Işıktan korumak için her bir kapak kayma kapağına reaksiyon kokteylini ekleyin ve oda sıcaklığında 25 dakika inkübe edin. Reaksiyon kokteylini nazikçe çıkarın, epi floresan mikroskobu altında seyreltilmiş bir x bloke edici tampon ile iki kez yıkayın. EDU boyaması tamamlandığında çekirdeklerde orgon yeşili lekelenmesi olup olmadığını kontrol edin.
Termit sinyal amplifikasyonunu veya TSA'yı başlatın, her bir kapak kızağına% 1 TSA blok çözeltisi ekleyin ve oda sıcaklığını 30 dakika inkübe edin. TSA'dan iki ila 24 saat önce hazırlanan antion yeşil at turp peroksidaz konjuge antikor stoğunu kısaca döndürün, birincil antikoru TSA bloke etme çözeltisinde bir ila 300 oranında seyreltin ve tune düğüm girdabını karıştırmak için ters çevirin veya pipetleyin. Her kapağa 75 mikrolitre ekleyin, kaydırın ve gece boyunca dört santigrat derecede inkübe edin.
Ertesi gün, oda sıcaklığında bir XPBS ile üç kez durulayın. Bağlanmamış primer antikorun çıkarıldığından emin olmak için kapak fişlerini son yıkamada 30 ila 60 dakika daha inkübe edin. IDE reaksiyonunu kullanmadan hemen önce bu protokolün metin kısmına göre hazırlayın.
Kapak fişlerini IDE reaksiyonu ile oda sıcaklığında 15 dakika inkübe edin. Bir XPBS ile üç kez yıkayın ve son yıkamada mikroskop altında daha önce olduğu gibi 30 ila 60 dakika inkübe edin. MT DNA etiketlemesini kontrol edin, DPI içeren bir ANTIFA montaj ortamı ile cam slaytlara başarıyla boyanmış nöronları monte edin, burada gösterilen, tipik olarak analiz için kullanılan embriyonik ve yetişkin dorsal kök ganglion nöronlarının temsili diferansiyel girişim kontrast görüntüleridir.
Bu şematik diyagramlar, EDU'yu MTD NA'da yeşil bir floresan sinyaliyle etiketleme prosedürünü temsil eder. Mitotik olarak aktif F 11 nöroblastom hücreleri, pozitif bir kontrol görevi görür ve parlak alan üzerine yerleştirilmiş bu temsili floresan görüntülerde nükleer ve mitokondriyal DNA'ya dahil edilen EDU'nun etiketleme modelini gösterir. Yeşil punktat sinyalleri, hem embriyonik hem de yetişkin dorsal kök ganglion nöronlarının yeni sentezlenmiş M-D-D-N-A'sına dahil edilen güçlendirilmiş EDU sinyalini gösterir.

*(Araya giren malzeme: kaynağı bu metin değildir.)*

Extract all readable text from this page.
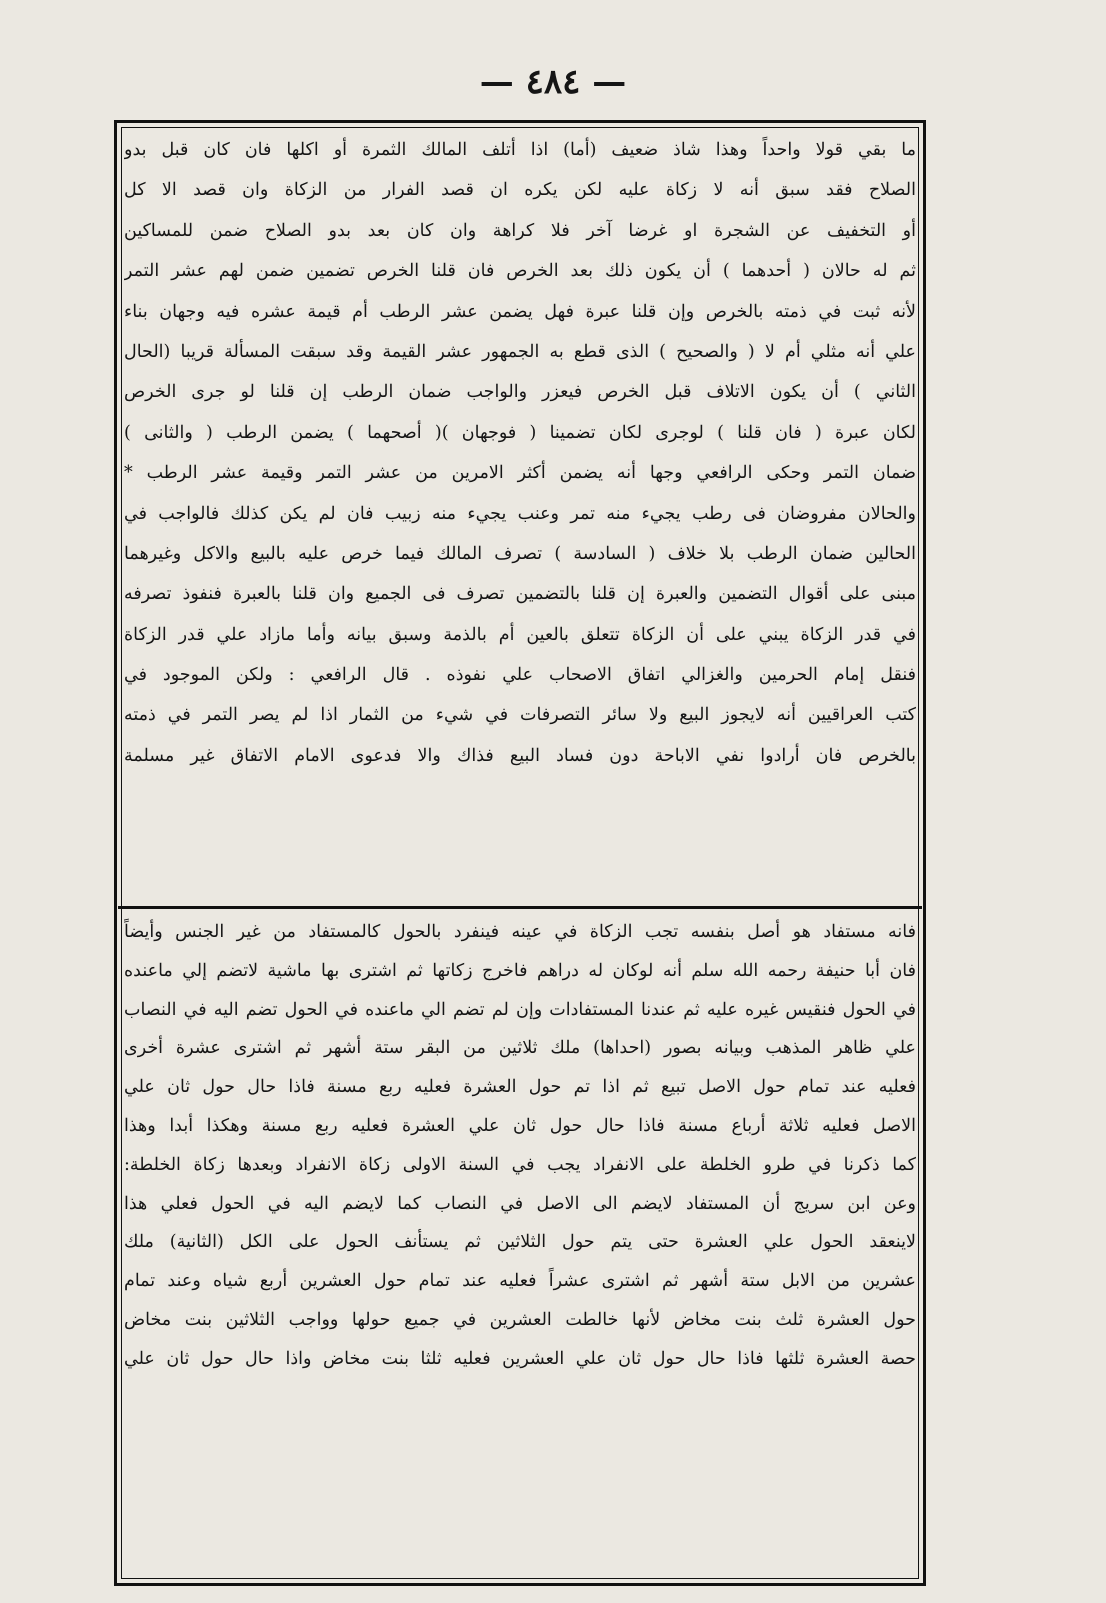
— ٤٨٤ —
ما بقي قولا واحداً وهذا شاذ ضعيف (أما) اذا أتلف المالك الثمرة أو اكلها فان كان قبل بدو
الصلاح فقد سبق أنه لا زكاة عليه لكن يكره ان قصد الفرار من الزكاة وان قصد الا كل
أو التخفيف عن الشجرة او غرضا آخر فلا كراهة وان كان بعد بدو الصلاح ضمن للمساكين
ثم له حالان ( أحدهما ) أن يكون ذلك بعد الخرص فان قلنا الخرص تضمين ضمن لهم عشر التمر
لأنه ثبت في ذمته بالخرص وإن قلنا عبرة فهل يضمن عشر الرطب أم قيمة عشره فيه وجهان بناء
علي أنه مثلي أم لا ( والصحيح ) الذى قطع به الجمهور عشر القيمة وقد سبقت المسألة قريبا (الحال
الثاني ) أن يكون الاتلاف قبل الخرص فيعزر والواجب ضمان الرطب إن قلنا لو جرى الخرص
لكان عبرة ( فان قلنا ) لوجرى لكان تضمينا ( فوجهان )( أصحهما ) يضمن الرطب ( والثانى )
ضمان التمر وحكى الرافعي وجها أنه يضمن أكثر الامرين من عشر التمر وقيمة عشر الرطب *
والحالان مفروضان فى رطب يجيء منه تمر وعنب يجيء منه زبيب فان لم يكن كذلك فالواجب في
الحالين ضمان الرطب بلا خلاف ( السادسة ) تصرف المالك فيما خرص عليه بالبيع والاكل وغيرهما
مبنى على أقوال التضمين والعبرة إن قلنا بالتضمين تصرف فى الجميع وان قلنا بالعبرة فنفوذ تصرفه
في قدر الزكاة يبني على أن الزكاة تتعلق بالعين أم بالذمة وسبق بيانه وأما مازاد علي قدر الزكاة
فنقل إمام الحرمين والغزالي اتفاق الاصحاب علي نفوذه . قال الرافعي : ولكن الموجود في
كتب العراقيين أنه لايجوز البيع ولا سائر التصرفات في شيء من الثمار اذا لم يصر التمر في ذمته
بالخرص فان أرادوا نفي الاباحة دون فساد البيع فذاك والا فدعوى الامام الاتفاق غير مسلمة
فانه مستفاد هو أصل بنفسه تجب الزكاة في عينه فينفرد بالحول كالمستفاد من غير الجنس وأيضاً
فان أبا حنيفة رحمه الله سلم أنه لوكان له دراهم فاخرج زكاتها ثم اشترى بها ماشية لاتضم إلي ماعنده
في الحول فنقيس غيره عليه ثم عندنا المستفادات وإن لم تضم الي ماعنده في الحول تضم اليه في النصاب
علي ظاهر المذهب وبيانه بصور (احداها) ملك ثلاثين من البقر ستة أشهر ثم اشترى عشرة أخرى
فعليه عند تمام حول الاصل تبيع ثم اذا تم حول العشرة فعليه ربع مسنة فاذا حال حول ثان علي
الاصل فعليه ثلاثة أرباع مسنة فاذا حال حول ثان علي العشرة فعليه ربع مسنة وهكذا أبدا وهذا
كما ذكرنا في طرو الخلطة على الانفراد يجب في السنة الاولى زكاة الانفراد وبعدها زكاة الخلطة:
وعن ابن سريج أن المستفاد لايضم الى الاصل في النصاب كما لايضم اليه في الحول فعلي هذا
لاينعقد الحول علي العشرة حتى يتم حول الثلاثين ثم يستأنف الحول على الكل (الثانية) ملك
عشرين من الابل ستة أشهر ثم اشترى عشراً فعليه عند تمام حول العشرين أربع شياه وعند تمام
حول العشرة ثلث بنت مخاض لأنها خالطت العشرين في جميع حولها وواجب الثلاثين بنت مخاض
حصة العشرة ثلثها فاذا حال حول ثان علي العشرين فعليه ثلثا بنت مخاض واذا حال حول ثان علي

EDU etiketleme prosedürü, kırmızı renkte nörofilament gibi nöronal belirteçlerin müteakip immünofloresan boyanmasına izin verir. Bu şematik diyagramlar, EDU ve MTD NA'yı kırmızı bir floresan sinyalle etiketleme prosedürünü temsil eder. Mitotik olarak aktif F 11 nöroblastom hücreleri, pozitif bir kontrol görevi görür ve nükleer ve mitokondriyal DNA'ya dahil edilen EDU'nun etiketleme modelini gösterir.
Bu şematik diyagram, BRDU'yu yeni sentezlenmiş M-T-D-N-A'da yeşil veya kırmızı bir floresan sinyali ile etiketleme prosedürünü temsil eder. Bu prosedürü denerken, MT DNA etiketlemesini görselleştirmek için amplifikasyon adımlarına geçmeden önce başarılı EDU etiketlemesini ve hücre çekirdeklerini kontrol etmek için mitotik olarak aktif hücreler kullanarak kontrolleri çalıştırmayı unutmamak önemlidir. Mitokondri DNA sentezinin nöronların veya nöronal bölmelerin belirli alt popülasyonlarında nasıl düzenlendiği gibi ek soruları yanıtlamak için standart immünofloresan gibi diğer yöntemler de gerçekleştirilebilir.
Nörolojik durumlar.
Bu çalışma, kültürlenmiş nöronlarda yeni sentezlenen mitokondriyal DNA'yı (mtDNA) etiketlemek için yeni bir teknik sunarak mtDNA replikasyonunun görselleştirilmesini sağlar. Yöntem, mtDNA biyogenezinin nöronal alt hücresel bölmelerdeki çözümlenmesine içgörü sağlamak için EdU inkorporasyonu ile tiramid sinyal amplifikasyonunu birleştirir.